The D:5 countries mentioned can be found in a list from the Bureau of Industry and Security (BIS). The BIS is an agency of the United States Department of Commerce that deals with high technology and national security. D:5 describes countries with a US arms embargo, including Afghanistan, Iran, Iraq, North Korea, Libya, Russia, and Syria in addition to the People's Republic of China.

The US government is thus apparently putting H20 chips on a par with weapons, but according to the Nvidia press release, justifies the licensing requirement with the “risk that the affected products could be used in or diverted to a supercomputer in China”. The license obligation will therefore apply indefinitely from 14 April 2025.

These requirements are now putting pressure on Nvidia's business results, as the company further writes that “first quarter results are expected to include up to approximately $5.5 billion in costs related to H20 products for inventory, purchase commitments and related provisions”. The company's first quarter of fiscal 2026 ends on April 27, 2025.

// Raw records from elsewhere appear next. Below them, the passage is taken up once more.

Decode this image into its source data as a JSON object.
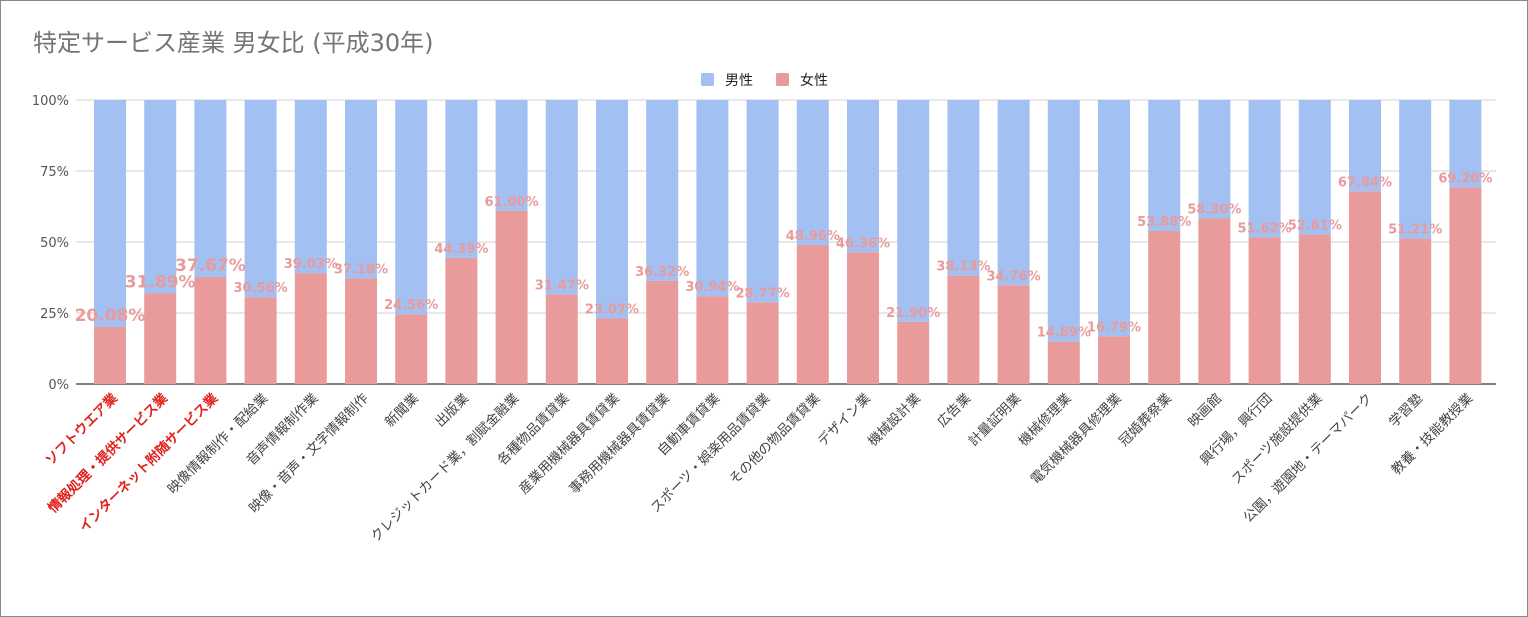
{
  "chart_data": {
    "type": "bar",
    "stacked": "percent",
    "title": "特定サービス産業 男女比 (平成30年)",
    "xlabel": "",
    "ylabel": "",
    "ylim": [
      0,
      100
    ],
    "ytick_labels": [
      "0%",
      "25%",
      "50%",
      "75%",
      "100%"
    ],
    "ytick_values": [
      0,
      25,
      50,
      75,
      100
    ],
    "legend_position": "top",
    "grid": true,
    "highlight_color": "#e0201c",
    "categories": [
      "ソフトウエア業",
      "情報処理・提供サービス業",
      "インターネット附随サービス業",
      "映像情報制作・配給業",
      "音声情報制作業",
      "映像・音声・文字情報制作",
      "新聞業",
      "出版業",
      "クレジットカード業，割賦金融業",
      "各種物品賃貸業",
      "産業用機械器具賃貸業",
      "事務用機械器具賃貸業",
      "自動車賃貸業",
      "スポーツ・娯楽用品賃貸業",
      "その他の物品賃貸業",
      "デザイン業",
      "機械設計業",
      "広告業",
      "計量証明業",
      "機械修理業",
      "電気機械器具修理業",
      "冠婚葬祭業",
      "映画館",
      "興行場，興行団",
      "スポーツ施設提供業",
      "公園，遊園地・テーマパーク",
      "学習塾",
      "教養・技能教授業"
    ],
    "highlighted_categories": [
      0,
      1,
      2
    ],
    "series": [
      {
        "name": "男性",
        "color": "#a3c0f3",
        "values": [
          79.92,
          68.11,
          62.33,
          69.44,
          60.97,
          62.82,
          75.44,
          55.61,
          39.0,
          68.53,
          76.93,
          63.68,
          69.06,
          71.23,
          51.04,
          53.64,
          78.1,
          61.87,
          65.24,
          85.11,
          83.21,
          46.12,
          41.7,
          48.38,
          47.39,
          32.16,
          48.79,
          30.8
        ]
      },
      {
        "name": "女性",
        "color": "#e99b9b",
        "values": [
          20.08,
          31.89,
          37.67,
          30.56,
          39.03,
          37.18,
          24.56,
          44.39,
          61.0,
          31.47,
          23.07,
          36.32,
          30.94,
          28.77,
          48.96,
          46.36,
          21.9,
          38.13,
          34.76,
          14.89,
          16.79,
          53.88,
          58.3,
          51.62,
          52.61,
          67.84,
          51.21,
          69.2
        ]
      }
    ],
    "data_labels": [
      "20.08%",
      "31.89%",
      "37.67%",
      "30.56%",
      "39.03%",
      "37.18%",
      "24.56%",
      "44.39%",
      "61.00%",
      "31.47%",
      "23.07%",
      "36.32%",
      "30.94%",
      "28.77%",
      "48.96%",
      "46.36%",
      "21.90%",
      "38.13%",
      "34.76%",
      "14.89%",
      "16.79%",
      "53.88%",
      "58.30%",
      "51.62%",
      "52.61%",
      "67.84%",
      "51.21%",
      "69.20%"
    ],
    "data_label_color": "#e99b9b"
  }
}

Nvidia should be able to cope with these 5.5 billion dollars in additional costs, as the company recently scratched the 40 billion US dollar sales mark within a single quarter. At the same time, Nvidia makes 43 times more annual profit than AMD. Probably also with a view to the future, the stock market initially reacted skeptically to the new US export regulations and caused Nvidia's share price to fall by just over 6 percent. After all, China is an important sales market for the company. According to CNBC, Nvidia generated sales of 12 to 15 billion dollars in the country in 2024. This is likely to decrease from now on.